Directed by Tony Gilroy. Starring Jeremy Renner, Rachel Weisz, Edward Norton, Stacy Keach, Dennis Boutsikaris, Oscar Isaac, Joan Allen, Albert Finney, Scott Glenn 12A cert, general release, 134 min
YOU REMEMBER all those men who used to read Playboy “for the articles”. These chaps probably also claimed that they watched the Bourne films for the twisty plots. Everybody’s favourite bits of The Bourne Supremacy were, surely, those many sections where, while Matt Damon watched remotely through binoculars, Joan Allen muttered gibberish in darkened rooms.
Well, our hypothetical friends are in for a treat with The Bourne Legacy. Tony Gilroy, who wrote the functional scripts for the trilogy (as it once was), has now been promoted to director, and he has decided to push murmuring and paper shuffling right to the front of the frame.
While some modestly charismatic character actor – is Jeremy Renner his name? – messes about in Alaska, various middle- aged men in glasses squint at files and engage in brow-furrowing competitions. It seems that Jason Bourne’s activities have endangered the integrity of various black operations within the CIA. In particular, a scheme to create master spies by feeding coloured pills to eight-stone cretins is in danger of public exposure.
After too much chatter, the unspeakably (not to say implausibly) Machiavellian intelligence hierarchy elects to eliminate all relevant subjects and research scientists. Drones eventually close in on Alaska, where Not-Matt Damon – Renner plays a former idiot, now gifted with pharmaceutically enhanced intelligence – is beginning to get suspicious.
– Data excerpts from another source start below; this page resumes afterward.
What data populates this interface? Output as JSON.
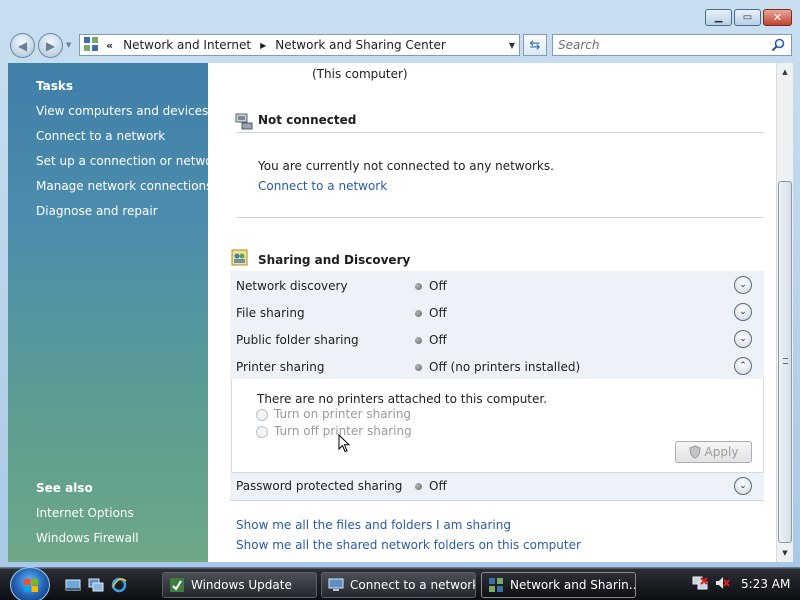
{
  "window": {
    "caption_buttons": {
      "minimize": "minimize-icon",
      "maximize": "maximize-icon",
      "close": "close-icon"
    }
  },
  "address": {
    "chevron": "«",
    "crumbs": [
      "Network and Internet",
      "Network and Sharing Center"
    ],
    "search_placeholder": "Search"
  },
  "taskpane": {
    "tasks_heading": "Tasks",
    "tasks": [
      "View computers and devices",
      "Connect to a network",
      "Set up a connection or network",
      "Manage network connections",
      "Diagnose and repair"
    ],
    "see_also_heading": "See also",
    "see_also": [
      "Internet Options",
      "Windows Firewall"
    ]
  },
  "main": {
    "this_computer": "(This computer)",
    "network": {
      "title": "Not connected",
      "message": "You are currently not connected to any networks.",
      "connect_link": "Connect to a network"
    },
    "sharing": {
      "title": "Sharing and Discovery",
      "rows": [
        {
          "label": "Network discovery",
          "status": "Off"
        },
        {
          "label": "File sharing",
          "status": "Off"
        },
        {
          "label": "Public folder sharing",
          "status": "Off"
        },
        {
          "label": "Printer sharing",
          "status": "Off (no printers installed)"
        },
        {
          "label": "Password protected sharing",
          "status": "Off"
        }
      ],
      "printer_panel": {
        "message": "There are no printers attached to this computer.",
        "option_on": "Turn on printer sharing",
        "option_off": "Turn off printer sharing",
        "apply": "Apply"
      }
    },
    "links": [
      "Show me all the files and folders I am sharing",
      "Show me all the shared network folders on this computer"
    ]
  },
  "taskbar": {
    "buttons": [
      "Windows Update",
      "Connect to a network",
      "Network and Sharin..."
    ],
    "active_index": 2,
    "clock": "5:23 AM"
  }
}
So, it takes The Bourne Legacy about 90 minutes to become a Bourne film. Even then, the requisite mad pursuits across rooftops manage little of the anarchic energy that characterised Paul Greengrass’s deservedly celebrated Ultimatum and Supremacy. Indeed, they’re not even on a par with the fight sequences in Doug Liman’s opening film.
Still, the new one might pass muster as a serviceable, if infuriatingly coy, Bourne spin-off if the lead were not so woefully miscast. Renner is a good actor. He’s not bad looking. But something about his make-up – that air of ordinary-Joe ennui, perhaps – disqualifies him from achieving leading man status. One might as well attempt to re-launch the franchise with Paul Giamatti or Toby Jones in the lead.
Towards the end, as Renner and a confused Rachel Weisz stomp across Manila, we catch sight of the words “No More” scrawled on a mirror. Well put.
Mind you, one must admire their decision to end the film in the manner of a Roger Moore-era Bond romp. Prepare for re-entry.